“It will be possible to hire a certified electrician to teach high school English under the Innovative Districts proposal,” was one charge made during Open Forum at this month’s State Board of Education meeting.
Later that morning, Kansas Education Commissioner-Elect Randy Watkins spoke for the Coalition of Innovative School Districts (CISD) and asserted that was not their intention.
So, do we run schools (or any other government enterprise) based on “intentions” or based on “the letter of the law.” The answer to that is simple: we run schools by the letter of the law. So yes, CISD schools could hire electricians to teach English.
I have a rule to never question intentions. I always write to written proposals and recorded statements. I never impugn others’ motivation or integrity. Yet, CISD’s strategy is to win acceptance based on “good intentions” and “trust me” and not on the substance of the various proposals they have submitted. So I have no choice but to address “intent.”

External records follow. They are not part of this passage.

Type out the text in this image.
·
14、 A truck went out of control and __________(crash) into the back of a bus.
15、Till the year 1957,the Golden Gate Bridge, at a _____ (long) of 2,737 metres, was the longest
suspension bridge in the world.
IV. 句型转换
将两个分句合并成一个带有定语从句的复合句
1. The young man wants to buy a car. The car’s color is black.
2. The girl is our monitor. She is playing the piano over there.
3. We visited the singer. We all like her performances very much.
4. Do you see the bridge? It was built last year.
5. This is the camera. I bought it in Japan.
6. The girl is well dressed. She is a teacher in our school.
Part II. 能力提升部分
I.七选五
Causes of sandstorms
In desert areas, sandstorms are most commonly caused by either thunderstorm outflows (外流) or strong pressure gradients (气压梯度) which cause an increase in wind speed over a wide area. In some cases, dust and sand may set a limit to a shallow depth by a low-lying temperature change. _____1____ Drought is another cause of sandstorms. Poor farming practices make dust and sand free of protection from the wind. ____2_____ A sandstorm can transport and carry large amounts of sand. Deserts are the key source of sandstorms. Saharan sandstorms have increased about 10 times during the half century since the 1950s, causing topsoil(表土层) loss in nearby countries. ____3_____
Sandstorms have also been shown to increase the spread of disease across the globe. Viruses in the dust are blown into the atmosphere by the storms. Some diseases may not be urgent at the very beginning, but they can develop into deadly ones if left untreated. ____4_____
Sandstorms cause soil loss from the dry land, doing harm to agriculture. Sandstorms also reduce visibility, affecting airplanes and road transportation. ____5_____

CISD invited the Kansas Deans of Education to a place at the table as a stakeholder. However, in their April 15 letter of invitation, CISD made clear in bold type that “...a public innovative district shall be exempt from all laws and rules and regulations that are applicable to school districts.” So yes, the Education Deans are invited to the table, but they will be eating what the CISD serves up. The 2013 House Bill 2319 pretty much makes the involvement of any “stakeholders” moot. That includes stakeholders such as teachers who are concerned with having incompetent colleagues as well as parents worried about their child’s teachers?
The “intent” of CISD members varies greatly. The two big districts at the east edge of Kansas want the money that comes with being “innovative.” One superintendent was very clear in her request for funds to pay for concurrent enrolment course work for poor students. For these two CISD schools, it is a disadvantage if the number of innovative schools grows much beyond the current six to the allowed 28 or even 56 (including Title I priority schools). That would dilute the innovation money dramatically.
On the other side is the original proposal by Hugoton that reflects a completely different widespread shortage of qualified teachers in rural areas. If Hugoton got permission to “grow their own” teachers and license them locally—so a teacher could not teach in any other district—half of the rural Kansas USDs would be eager to join in this ability to hire non-licensed and even non-degreed “teachers” and keep them from leaving.
Why would any superintendent want to hire an unqualified teacher? A shortage is growing nationwide. Nearly every state is issuing permits and emergency teaching licenses to staff their classrooms. However, they do not declare the permit teacher to be a fully qualified teacher, making the shortage go away on paper. Kansas will.
Advocates for CISD declare that these school administrators will be held to higher standards, and the CISD bylaws talk of “meeting the standards for math and reading” as well as showing improvement in graduates enlisting in the military or completing post-secondary programs.” Not only is this more teaching-to-the-test in two narrow areas, it ignores science, music, art, social studies, special education and other areas.
There are those who believe that if we allow untrained teachers into the classroom, Kansas schools may even improve and show that education courses and even college degrees are not needed.
CISD is claiming that they do not intend to deprofessionalize teaching, saying “trust us.”
But their proposals on paper say the opposite. Trust me, they do.